“Believe it or Not! Multi-core CPUs Can Match GPU Performance for FLOP-intensive Application!”

May 30th, 2010

Abstract:

In this work, we evaluate performance of a real-world image processing application that uses a cross-correlation algorithm to compare a given image with a reference one. The algorithm processes individual images represented as 2-dimensional matrices of single-precision floating-point values using O(n^4) operations involving dot-products and additions. We implement this algorithm on a nVidia GTX 285 GPU using CUDA, and also parallelize it for the Intel Xeon (Nehalem) and IBM Power7 processors, using both manual and automatic techniques. Pthreads and OpenMP with SSE and VSX vector intrinsics are used for the manually parallelized version, while a state-of-the-art optimization framework based on the polyhedral model is used for automatic compiler parallelization and optimization. The performance of this algorithm on the nVidia GPU suffers from: (1) a smaller shared memory, (2) unaligned device memory access patterns, (3) expensive atomic operations, and (4) weaker single-thread performance. On commodity multi-core processors, the application dataset is small enough to fit in caches, and when parallelized using a combination of task and short-vector data parallelism (via SSE/VSX) or through fully automatic optimization from the compiler, the application matches or beats the performance of the GPU version. The primary reasons for better multi-core performance include larger and faster caches, higher clock frequency, higher on-chip memory bandwidth, and better compiler optimization and support for parallelization. The best performing versions on the Power7, Nehalem, and GTX 285 run in 1.02s, 1.82s, and 1.75s, respectively. These results conclusively demonstrate that, under certain conditions, it is possible for a FLOP-intensive structured application running on a multi-core processor to match or even beat the performance of an equivalent GPU version.
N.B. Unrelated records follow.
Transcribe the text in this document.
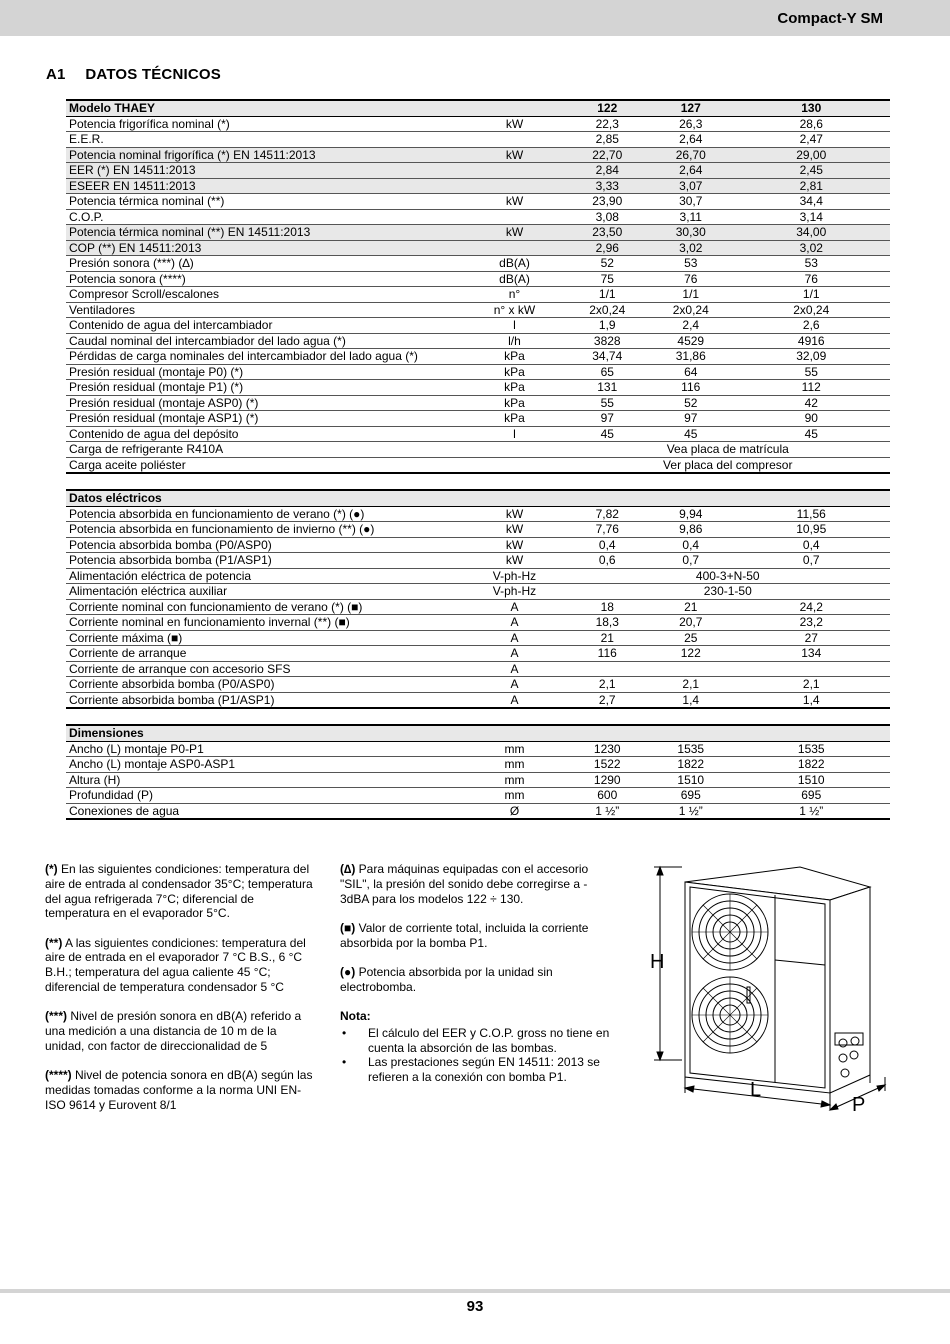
Compact-Y SM
A1 DATOS TÉCNICOS
Modelo THAEY		122	127	130
Potencia frigorífica nominal (*)	kW	22,3	26,3	28,6
E.E.R.		2,85	2,64	2,47
Potencia nominal frigorífica (*) EN 14511:2013	kW	22,70	26,70	29,00
EER (*) EN 14511:2013		2,84	2,64	2,45
ESEER EN 14511:2013		3,33	3,07	2,81
Potencia térmica nominal (**)	kW	23,90	30,7	34,4
C.O.P.		3,08	3,11	3,14
Potencia térmica nominal (**) EN 14511:2013	kW	23,50	30,30	34,00
COP (**) EN 14511:2013		2,96	3,02	3,02
Presión sonora (***) (∆)	dB(A)	52	53	53
Potencia sonora (****)	dB(A)	75	76	76
Compresor Scroll/escalones	n°	1/1	1/1	1/1
Ventiladores	n° x kW	2x0,24	2x0,24	2x0,24
Contenido de agua del intercambiador	l	1,9	2,4	2,6
Caudal nominal del intercambiador del lado agua (*)	l/h	3828	4529	4916
Pérdidas de carga nominales del intercambiador del lado agua (*)	kPa	34,74	31,86	32,09
Presión residual (montaje P0) (*)	kPa	65	64	55
Presión residual (montaje P1) (*)	kPa	131	116	112
Presión residual (montaje ASP0) (*)	kPa	55	52	42
Presión residual (montaje ASP1) (*)	kPa	97	97	90
Contenido de agua del depósito	l	45	45	45
Carga de refrigerante R410A		Vea placa de matrícula		
Carga aceite poliéster		Ver placa del compresor		

Datos eléctricos				
Potencia absorbida en funcionamiento de verano (*) (●)	kW	7,82	9,94	11,56
Potencia absorbida en funcionamiento de invierno (**) (●)	kW	7,76	9,86	10,95
Potencia absorbida bomba (P0/ASP0)	kW	0,4	0,4	0,4
Potencia absorbida bomba (P1/ASP1)	kW	0,6	0,7	0,7
Alimentación eléctrica de potencia	V-ph-Hz	400-3+N-50		
Alimentación eléctrica auxiliar	V-ph-Hz	230-1-50		
Corriente nominal con funcionamiento de verano (*) (■)	A	18	21	24,2
Corriente nominal en funcionamiento invernal (**) (■)	A	18,3	20,7	23,2
Corriente máxima (■)	A	21	25	27
Corriente de arranque	A	116	122	134
Corriente de arranque con accesorio SFS	A			
Corriente absorbida bomba (P0/ASP0)	A	2,1	2,1	2,1
Corriente absorbida bomba (P1/ASP1)	A	2,7	1,4	1,4

Dimensiones				
Ancho (L) montaje P0-P1	mm	1230	1535	1535
Ancho (L) montaje ASP0-ASP1	mm	1522	1822	1822
Altura (H)	mm	1290	1510	1510
Profundidad (P)	mm	600	695	695
Conexiones de agua	Ø	1 ½”	1 ½”	1 ½”

(*) En las siguientes condiciones: temperatura del aire de entrada al condensador 35°C; temperatura del agua refrigerada 7°C; diferencial de temperatura en el evaporador 5°C.

(**) A las siguientes condiciones: temperatura del aire de entrada en el evaporador 7 °C B.S., 6 °C B.H.; temperatura del agua caliente 45 °C; diferencial de temperatura condensador 5 °C

(***) Nivel de presión sonora en dB(A) referido a una medición a una distancia de 10 m de la unidad, con factor de direccionalidad de 5

(****) Nivel de potencia sonora en dB(A) según las medidas tomadas conforme a la norma UNI EN-ISO 9614 y Eurovent 8/1

(∆) Para máquinas equipadas con el accesorio "SIL", la presión del sonido debe corregirse a - 3dBA para los modelos 122 ÷ 130.

(■) Valor de corriente total, incluida la corriente absorbida por la bomba P1.

(●) Potencia absorbida por la unidad sin electrobomba.

Nota:

• El cálculo del EER y C.O.P. gross no tiene en cuenta la absorción de las bombas.

• Las prestaciones según EN 14511: 2013 se refieren a la conexión con bomba P1.

H
L
P
93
(Rajesh Bordawekar and Uday Bondhugula and Ravi Rao: “Believe It or Not! Multi-core CPUs Can Match GPU Performance for FLOP-intensive Application!”. Technical Report RC24982, IBM Thomas J. Watson Research Center, Apr. 2010.)

  • Pingback: Tweets that mention “Believe it or Not! Multi-core CPUs Can Match GPU Performance for FLOP-intensive Application!” :: GPGPU.org -- Topsy.com()

  • Usman

    Although the parameters of this test are not fully described, the experiment is not fair enough to provide acceptable conclusions. The latest GPU for computing is Fermi Architecture based Nvidia Tesla C2050 which performs many times faster than Geforce GTX 285, especially in double-precision tests.

  • Well, my opinion is that this experiment is biased towards CPU implementation. Here are the reasons:

    1. GPU most effectively operates with data which dimensions are power of two. Thus test image size should be power of two (512×512 dimensions and not 500×500 as in experiment). Also CORR_SIZE should be power of two.

    2. Authors did not use most efficient cross-correlation algorithm involving Fast Fourier Transform (FFT). Nvidia specifically implemented fast FFT module for CUDA-
    http://developer.download.nvidia.com/compute/cuda/3_0/toolkit/docs/CUFFT_Library_3.0.pdf
    So it can be that cross-correlation implemented with the help of FFT *may* outperform CPU versions.

    3. Finally,- I don’t think that cross-correlation is suitable for parallelization testing purposes. Simply because it may be hardly parallelizable. For example- one extreme case of hardly parallelizable algorithm may be calculating fibbonachi sequence until N’th order. So it is natural to expect that in hardly-parallelizable algorithm GPU behaves like 1 (more or less) core CPU.
    So this experiment may just show this obvious thing.

    • Rajesh Bordawekar

      The point was not to device the best correlation algorithm, but to optimize a given algorithmic implementation on the GPU and CPUs. While FFT is another way to do correlation, there were reasons for not using the FFT (the kernel was extracted from a real-life computational biology application). The GPU numbers in the original TR have now been improved to 1.22 sec, so it outperforms the Intel numbers (so, this paper is NOT CPU-biased).

  • Devil

    Is there any money involved in this dispute? …I could swear my grandpa outperforms Usain Bolt in a 35 Km run (he is tied to an electric wheelchair)…
    Come on guys we’d rather be serious and scientific…

    • Jallo Bouchebaba

      Not sure if you are referring to the comments above in general or commenting on the paper itself.